The present study is not without its limitations. Firstly, it is a single-center, retrospective study, with a relatively limited number of SMs patients. More prospective multi- center studies, involving larger sample sizes, are needed for more detailed and objective results. Secondly, some patients with suspected stroke from our catchment area did not come to our center due to the closer location of other stroke units. This could lead to a selection by medical dispatchers, who might direct some of the patients to other centers with different profile, for example due to the absence of cardiology or cardiosurgery wards in our hospital.

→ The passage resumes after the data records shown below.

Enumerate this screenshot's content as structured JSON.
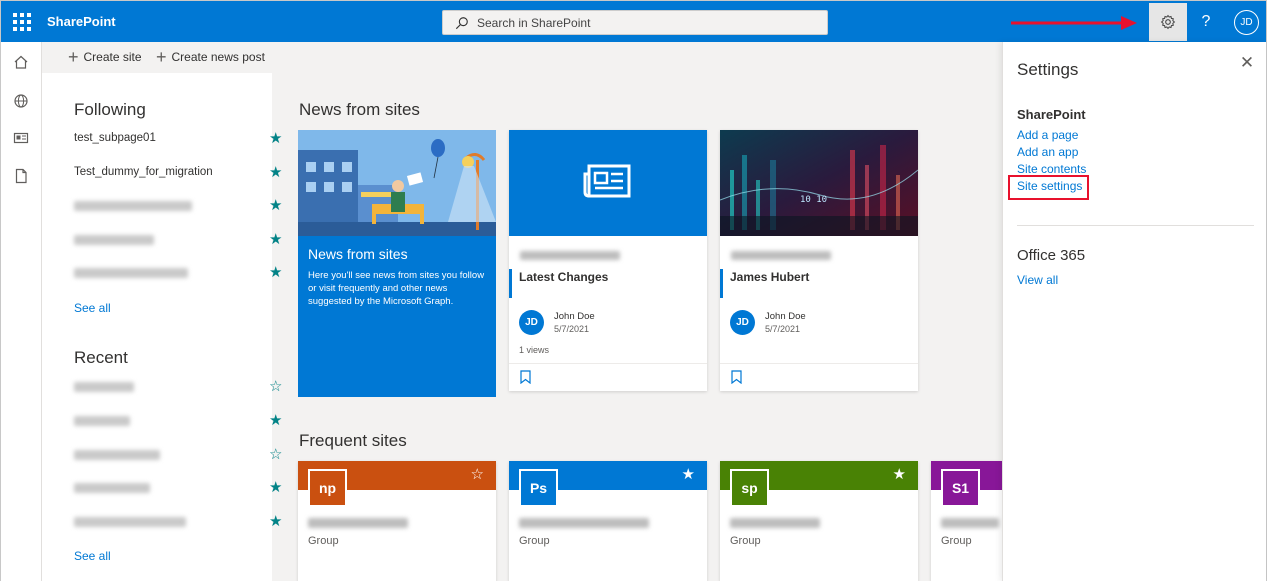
{
  "app": {
    "brand": "SharePoint",
    "search_placeholder": "Search in SharePoint",
    "avatar_initials": "JD",
    "help_label": "?"
  },
  "commandbar": {
    "create_site": "Create site",
    "create_news_post": "Create news post"
  },
  "left_panel": {
    "following_title": "Following",
    "following_items": [
      {
        "label": "test_subpage01",
        "starred": true
      },
      {
        "label": "Test_dummy_for_migration",
        "starred": true
      },
      {
        "label": "",
        "starred": true
      },
      {
        "label": "",
        "starred": true
      },
      {
        "label": "",
        "starred": true
      }
    ],
    "see_all": "See all",
    "recent_title": "Recent",
    "recent_items": [
      {
        "label": "",
        "starred": false
      },
      {
        "label": "",
        "starred": true
      },
      {
        "label": "",
        "starred": false
      },
      {
        "label": "",
        "starred": true
      },
      {
        "label": "",
        "starred": true
      }
    ],
    "star_filled": "★",
    "star_empty": "☆"
  },
  "news": {
    "section_title": "News from sites",
    "hero": {
      "title": "News from sites",
      "description": "Here you'll see news from sites you follow or visit frequently and other news suggested by the Microsoft Graph."
    },
    "cards": [
      {
        "title": "Latest Changes",
        "author": "John Doe",
        "initials": "JD",
        "date": "5/7/2021",
        "views": "1 views"
      },
      {
        "title": "James Hubert",
        "author": "John Doe",
        "initials": "JD",
        "date": "5/7/2021",
        "views": ""
      }
    ]
  },
  "frequent": {
    "section_title": "Frequent sites",
    "sites": [
      {
        "tile": "np",
        "color": "#ca5010",
        "type": "Group",
        "star": "☆"
      },
      {
        "tile": "Ps",
        "color": "#0078d4",
        "type": "Group",
        "star": "★"
      },
      {
        "tile": "sp",
        "color": "#498205",
        "type": "Group",
        "star": "★"
      },
      {
        "tile": "S1",
        "color": "#881798",
        "type": "Group",
        "star": ""
      }
    ]
  },
  "settings": {
    "title": "Settings",
    "sharepoint_heading": "SharePoint",
    "links": [
      "Add a page",
      "Add an app",
      "Site contents",
      "Site settings"
    ],
    "office_heading": "Office 365",
    "view_all": "View all"
  },
  "colors": {
    "brand_blue": "#0078d4",
    "star_teal": "#038387",
    "highlight_red": "#e8112d"
  }
}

Thirdly, there may have been a group of patients originally suspected of CVA who suffered from TIA during contact with EMS and when transported to the NEM, but the symptoms subsequently passed, and they were classified as SMs. Potentially few patients with diagnosed TIA could have been misdiagnosed as SMs, but the proportion of TIA in our study is comparable to previous Polish data [23]. Fourthly, the results of our study are difficult to transfer to the general population, due to the regional specificity of operations and transfer of patients to stroke units, as well as the content and requirements of the Polish stroke guidelines, which may differ in detail from other guidelines internationally. However, this seems to be representative for Polish populations of highly urbanized regions. Data assessed in the present study was collected during COVID-19 pandemic, which could have also affected the results, due to factors such as COVID-19 related health issues, changes in healthcare organization and overburden of the healthcare system.
CONCLUSIONS
In our cohort, with 281 subjects suspected of CVA, the diagnosis was confirmed in 207 (73.7%) patients while 74 (26.3%) were SMs. The most common SMs in our population were seizures, infections, and vascular diseases. The findings from the logistic regression analysis indicate that symptoms such as paresis, central facial palsy, speech abnormalities, pyramidal signs and arterial hypertension in medical interviews may suggest the presence of CVA, while confusion and a history of active cancer may serve as indicators of SMs. Furthermore, it was observed that medical emergency cards were completed with consistent frequency across all patients, even though a more frequent completion of the list of medications was noted in the CVA group. It is impossible to completely avoid SMs misdiagnosis, but proper education of ambulance staff and use of tools facilitating fast identification of stroke, and its mimics could potentially help avoiding some obvious cases like Bell’s palsy or mandibular dislocation and improve diagnosis of these less obvious cases. Factors associated with SMs, and stroke identified in the present study might be potentially help in constructing such tools. Moreover, we have concluded that the mandatory data routinely collected by the EMT could be expanded to include the information regarding changes in the patient’s condition during transportation to the hospital (improvement, stability, slow or rapid deterioration).